Hollywood and Bollywood have linked arms to fight piracy, with the announcement of a coalition among the Motion Picture Association of America (MPAA) and seven Indian companies to tackle counterfeiting in one of the world's largest film markets.
The alliance comes as Hollywood tries to tap global markets more aggressively and as Indian movie studios grow in size and stature - narrowing the gap between Indian and US filmmakers, who have not always seen eye-to-eye on intellectual property issues.
A year in the making, the coalition to fight film piracy in India will work with movie theatres to crack down on camcorder piracy - the source of 90 per cent of all pirated DVDs - with police to tighten enforcement, with internet service providers to fight internet piracy and with politicians to create more effective laws.
MPAA, which has similar anti-piracy alliances in the US, Europe and Hong Kong, would not disclose the size of the coalition's budget but said on Thursday funding would come from members.
The Indian film industry has a rich history of copycat productions.
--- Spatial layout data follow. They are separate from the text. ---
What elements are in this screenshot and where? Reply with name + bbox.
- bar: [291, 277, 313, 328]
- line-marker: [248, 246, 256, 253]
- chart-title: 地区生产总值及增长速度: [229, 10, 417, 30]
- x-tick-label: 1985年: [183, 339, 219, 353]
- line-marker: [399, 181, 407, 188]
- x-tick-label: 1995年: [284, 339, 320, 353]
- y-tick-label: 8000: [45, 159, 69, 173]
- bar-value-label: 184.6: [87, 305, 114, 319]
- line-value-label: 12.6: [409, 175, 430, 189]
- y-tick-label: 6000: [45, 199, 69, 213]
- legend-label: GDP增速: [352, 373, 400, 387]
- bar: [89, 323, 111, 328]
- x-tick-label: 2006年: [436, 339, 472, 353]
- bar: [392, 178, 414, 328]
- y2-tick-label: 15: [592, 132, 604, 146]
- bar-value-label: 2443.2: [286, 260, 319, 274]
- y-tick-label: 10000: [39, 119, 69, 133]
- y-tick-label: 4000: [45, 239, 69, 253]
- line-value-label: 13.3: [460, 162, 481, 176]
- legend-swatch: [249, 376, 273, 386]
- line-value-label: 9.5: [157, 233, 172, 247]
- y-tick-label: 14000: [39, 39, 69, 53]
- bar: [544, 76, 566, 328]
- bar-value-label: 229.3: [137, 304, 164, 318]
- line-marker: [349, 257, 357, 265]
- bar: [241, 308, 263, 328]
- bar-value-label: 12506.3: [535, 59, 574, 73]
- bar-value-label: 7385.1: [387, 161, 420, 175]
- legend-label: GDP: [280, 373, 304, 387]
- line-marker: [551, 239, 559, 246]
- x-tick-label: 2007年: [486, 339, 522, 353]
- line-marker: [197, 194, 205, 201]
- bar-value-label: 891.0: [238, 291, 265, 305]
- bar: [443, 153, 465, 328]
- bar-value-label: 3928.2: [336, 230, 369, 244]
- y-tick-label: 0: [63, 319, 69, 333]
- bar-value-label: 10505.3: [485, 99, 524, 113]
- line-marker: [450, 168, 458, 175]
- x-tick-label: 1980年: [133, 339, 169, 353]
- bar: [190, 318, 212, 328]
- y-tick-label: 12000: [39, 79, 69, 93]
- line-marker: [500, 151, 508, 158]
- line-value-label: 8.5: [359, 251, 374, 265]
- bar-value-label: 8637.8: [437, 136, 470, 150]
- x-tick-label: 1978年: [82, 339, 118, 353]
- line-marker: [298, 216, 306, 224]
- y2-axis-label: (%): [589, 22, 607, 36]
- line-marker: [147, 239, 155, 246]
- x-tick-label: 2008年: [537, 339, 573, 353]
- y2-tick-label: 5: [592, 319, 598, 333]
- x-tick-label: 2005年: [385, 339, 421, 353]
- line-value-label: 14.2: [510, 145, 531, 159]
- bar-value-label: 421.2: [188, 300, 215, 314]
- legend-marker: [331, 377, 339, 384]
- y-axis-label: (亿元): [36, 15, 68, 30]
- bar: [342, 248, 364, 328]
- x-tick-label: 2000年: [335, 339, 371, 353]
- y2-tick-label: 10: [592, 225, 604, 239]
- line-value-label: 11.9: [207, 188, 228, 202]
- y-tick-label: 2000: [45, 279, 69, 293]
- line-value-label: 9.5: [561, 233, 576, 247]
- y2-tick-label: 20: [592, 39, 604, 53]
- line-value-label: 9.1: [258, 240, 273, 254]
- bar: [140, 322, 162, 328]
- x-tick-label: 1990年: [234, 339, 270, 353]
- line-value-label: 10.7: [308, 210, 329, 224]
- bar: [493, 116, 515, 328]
In 2008, for example, Warner Bros. unsuccessfully sued to block the release of an Indian Punjabi film called Hari Puttar - A Comedy of Terrors on the grounds that the name was too close to its Harry Potter series.
That friction has started to ease with the rise of corporate studios in India, such as UTV Motion Pictures and Reliance Big Pictures, which last year took a 50 per cent share in Steven Spielberg's DreamWorks for $US325 million.
Over the last two years, a growing number of successful partnerships - such as My Name is Khan, produced by two Indian companies and distributed by Fox in India and the US - as well as successful crossover movies - such as Slumdog Millionaire and Avatar, which both did well in India - have also strengthened ties.
'People are becoming more of the same mind,' Dan Glickman, outgoing chairman of the MPAA, told AP. 'The Indian film industry now understands their product is getting stolen at significant
rates.'
Piracy cost India's $US2.3 billion ($A2.49 billion) film industry $US959 million ($A1.04 billion) and 571,000 jobs in 2008, Ernst Young estimated, and pirated DVDs account for 60 per cent of the market, according to KPMG.
'Piracy is one of the most pernicious problems facing the entertainment industry, and the Indian industry in particular,' said Reliance Big Pictures chief executive Sanjeev Lamba.
Lamba attributed part of the financial success of 3 Idiots, distributed by Reliance Big Pictures last year, to the studio's aggressive anti-piracy efforts.
Round-the-clock work helped prevent 10 million illegal downloads, he said.
In the last two years, the number of Indian households with DVD players surged from 4 million to 45 million, said Harish Dayani, chief executive of India's Moser Baer, the world's second-largest CD and DVD maker.
He estimates that Indian consumers snap up 700 million illegal DVDs every year, giving them little incentive to go to theatres and generating 15 billion rupees ($A357.5 million) for counterfeiters.
KPMG expects Indian film industry revenues to hit 136.7 billion rupees ($A3.25 billion) by 2014, an average annual growth of 8.9 per cent.